Desse modo, podemos confrontar a concepção tipicamente schopenhaueriana de que a


felicidade seria uma ilusão, e que mesmo se possível um momento de felicidade em nossa
vida, este há de durar minimamente, abrindo sempre espaço para outro desejo que torna nossa
ínfima existência sempre uma privação de algo que queremos, e quando estes últimos são
satisfeitos, caímos num tédio, num langor, no vazio. A primeira diferença entre as duas
concepções de felicidade mostradas é que, uma por um lado é entendida como um estado,
uma determinada sensação boa que está presente naquele momento, por outro, a concepção
aristotélica compreende a felicidade como uma atividade da alma, um modo de agir próprio
que eleva a melhor parte do homem mediante as virtudes. Portanto, o próprio modo de
compreender a felicidade se distingue nas duas concepções, na visão pessimista da felicidade,
ela seria impensável como algo duradouro, visto que, as vicissitudes da vida e a própria
característica do ser humano em geral como animal que busca incessantemente, não permitem
que a felicidade seja algo permanente, que quando alcança aquilo que é desejado, sempre dá
razão a novos desejos a serem satisfeitos, ou se recai num tédio profundo. Já na compreensão
de Aristóteles, a felicidade é entendida como a finalidade da ação para o qual todo o querer
humano tende, mas aqui não existe nada de maior que a felicidade a ser desejado, ela é por si
absoluta e incondicional, visto não servir de meio para outra coisa. E ainda, a felicidade é
autossuficiente, ou seja, a vida do homem feliz que age bem e vive bem, é uma vida desejável
por si e carente de nada, indo totalmente contra a ideia de que a felicidade seria frágil por
conta do desejo incessante que toma conta de nossas vidas.

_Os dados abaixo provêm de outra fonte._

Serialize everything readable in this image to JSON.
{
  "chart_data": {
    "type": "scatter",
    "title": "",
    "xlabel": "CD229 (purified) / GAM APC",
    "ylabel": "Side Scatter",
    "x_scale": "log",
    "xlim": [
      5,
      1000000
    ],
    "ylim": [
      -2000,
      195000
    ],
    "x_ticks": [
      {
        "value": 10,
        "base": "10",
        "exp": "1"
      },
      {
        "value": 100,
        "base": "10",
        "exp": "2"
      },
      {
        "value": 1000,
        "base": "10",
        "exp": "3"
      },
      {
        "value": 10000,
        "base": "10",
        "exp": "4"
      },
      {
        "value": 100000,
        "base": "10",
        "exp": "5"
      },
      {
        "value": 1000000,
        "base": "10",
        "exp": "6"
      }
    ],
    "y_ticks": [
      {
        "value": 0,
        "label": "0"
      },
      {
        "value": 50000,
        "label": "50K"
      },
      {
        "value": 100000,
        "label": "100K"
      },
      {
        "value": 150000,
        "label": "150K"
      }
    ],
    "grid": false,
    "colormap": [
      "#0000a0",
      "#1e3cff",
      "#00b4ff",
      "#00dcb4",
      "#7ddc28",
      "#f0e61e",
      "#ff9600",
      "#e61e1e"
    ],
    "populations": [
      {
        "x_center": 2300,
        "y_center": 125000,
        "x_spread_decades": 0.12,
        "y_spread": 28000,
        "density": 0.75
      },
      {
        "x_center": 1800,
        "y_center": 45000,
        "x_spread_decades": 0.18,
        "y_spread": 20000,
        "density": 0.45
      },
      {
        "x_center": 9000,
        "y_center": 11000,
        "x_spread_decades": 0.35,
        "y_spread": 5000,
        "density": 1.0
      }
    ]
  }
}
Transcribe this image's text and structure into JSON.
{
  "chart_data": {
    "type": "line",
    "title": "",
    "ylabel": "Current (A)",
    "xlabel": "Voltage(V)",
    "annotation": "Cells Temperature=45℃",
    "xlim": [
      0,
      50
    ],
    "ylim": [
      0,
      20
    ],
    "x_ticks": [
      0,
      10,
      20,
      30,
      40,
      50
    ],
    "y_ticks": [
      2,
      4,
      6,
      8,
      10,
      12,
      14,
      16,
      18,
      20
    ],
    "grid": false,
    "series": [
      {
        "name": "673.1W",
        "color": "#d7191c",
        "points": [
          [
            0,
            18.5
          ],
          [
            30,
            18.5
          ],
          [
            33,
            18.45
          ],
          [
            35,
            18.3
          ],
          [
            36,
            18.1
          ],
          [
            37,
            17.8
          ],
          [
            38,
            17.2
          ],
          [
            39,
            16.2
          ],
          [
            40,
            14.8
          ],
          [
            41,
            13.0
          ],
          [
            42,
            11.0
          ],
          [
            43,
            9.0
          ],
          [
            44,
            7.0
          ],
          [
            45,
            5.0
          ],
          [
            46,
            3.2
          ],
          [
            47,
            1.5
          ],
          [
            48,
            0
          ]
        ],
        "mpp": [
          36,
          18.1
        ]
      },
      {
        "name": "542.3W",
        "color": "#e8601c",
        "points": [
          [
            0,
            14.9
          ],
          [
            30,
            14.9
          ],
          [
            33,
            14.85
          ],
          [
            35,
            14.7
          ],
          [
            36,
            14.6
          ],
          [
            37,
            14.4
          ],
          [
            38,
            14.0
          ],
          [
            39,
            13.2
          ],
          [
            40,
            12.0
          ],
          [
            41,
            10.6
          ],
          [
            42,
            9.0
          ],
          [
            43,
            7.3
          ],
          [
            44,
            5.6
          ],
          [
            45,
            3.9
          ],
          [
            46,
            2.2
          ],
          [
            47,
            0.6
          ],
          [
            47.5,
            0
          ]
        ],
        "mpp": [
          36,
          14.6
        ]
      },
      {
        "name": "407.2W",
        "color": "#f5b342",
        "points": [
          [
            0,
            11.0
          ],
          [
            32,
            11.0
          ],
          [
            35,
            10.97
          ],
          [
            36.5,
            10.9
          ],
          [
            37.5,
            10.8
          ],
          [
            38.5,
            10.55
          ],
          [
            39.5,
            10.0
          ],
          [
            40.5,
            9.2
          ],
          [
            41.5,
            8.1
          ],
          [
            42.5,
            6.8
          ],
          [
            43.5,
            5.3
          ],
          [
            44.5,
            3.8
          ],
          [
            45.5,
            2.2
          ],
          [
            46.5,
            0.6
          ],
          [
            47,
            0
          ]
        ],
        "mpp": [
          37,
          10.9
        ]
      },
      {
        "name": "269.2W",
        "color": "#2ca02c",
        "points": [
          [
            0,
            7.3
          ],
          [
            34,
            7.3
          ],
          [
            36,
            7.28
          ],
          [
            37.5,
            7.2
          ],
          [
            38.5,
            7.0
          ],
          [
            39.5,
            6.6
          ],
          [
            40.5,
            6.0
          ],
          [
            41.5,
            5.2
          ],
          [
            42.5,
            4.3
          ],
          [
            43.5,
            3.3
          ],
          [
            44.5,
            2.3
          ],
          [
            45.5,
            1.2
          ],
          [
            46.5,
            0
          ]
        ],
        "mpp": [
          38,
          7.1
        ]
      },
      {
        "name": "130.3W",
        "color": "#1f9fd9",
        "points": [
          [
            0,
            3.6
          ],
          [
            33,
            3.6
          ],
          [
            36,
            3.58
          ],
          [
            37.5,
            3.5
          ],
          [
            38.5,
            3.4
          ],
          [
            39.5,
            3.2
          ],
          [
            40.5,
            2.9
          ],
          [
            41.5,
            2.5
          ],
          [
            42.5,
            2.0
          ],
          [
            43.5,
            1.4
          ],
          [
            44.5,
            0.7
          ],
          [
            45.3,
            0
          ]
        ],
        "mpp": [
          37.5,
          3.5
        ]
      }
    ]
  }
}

Ao analisar minha vida, que é permitida uma investigação por conta do objeto ser o
mais íntimo possível e estar completamente indissociável da própria especulação filosófica,
penso que a visão da felicidade como algo inconstante e que não pode ser durável, ou que até
mesmo, é uma ilusão de que a alcançaremos em algum momento, é uma ideia que faz mais
sentido nesses termos do que a concepção aristotélica. Ao decorrer da vida a felicidade
sempre se mostra ali, basta dois ou três passos para pegá-la, mas quando finalmente
alcançamos esta coisa, outra surge no lugar a dois passos de distância, e quando levamos a
termo toda a busca que dura uma vida, ao fim olhamos em retrospecto e surge a pergunta, em
algum momento fui feliz? Posto que tudo que alcancei se torna cotidiano, tedioso, vazio, de
forma que sempre abre espaço para novos desejos, o reconhecimento da morte e o eterno
desaparecimento do meu ser fenomênico torna a pergunta ainda mais latente.

Por outro lado, contraditoriamente, também aprecio a visão aristotélica em toda a sua
argumentação acerca da felicidade, entendida como uma atividade que é possível mediante as
virtudes que são próprias do homem, segundo a melhor e mais perfeita, distinguindo-se entre
as virtudes morais e intelectuais que são caras àqueles que encontram na filosofia, na arte, um
sentido maior para a existência, que não necessariamente será plena de felicidade e satisfação,
por conta da própria natureza humana como animal que deseja incessantemente, mas que
permitem uma brecha e um desprendimento do querer mundano.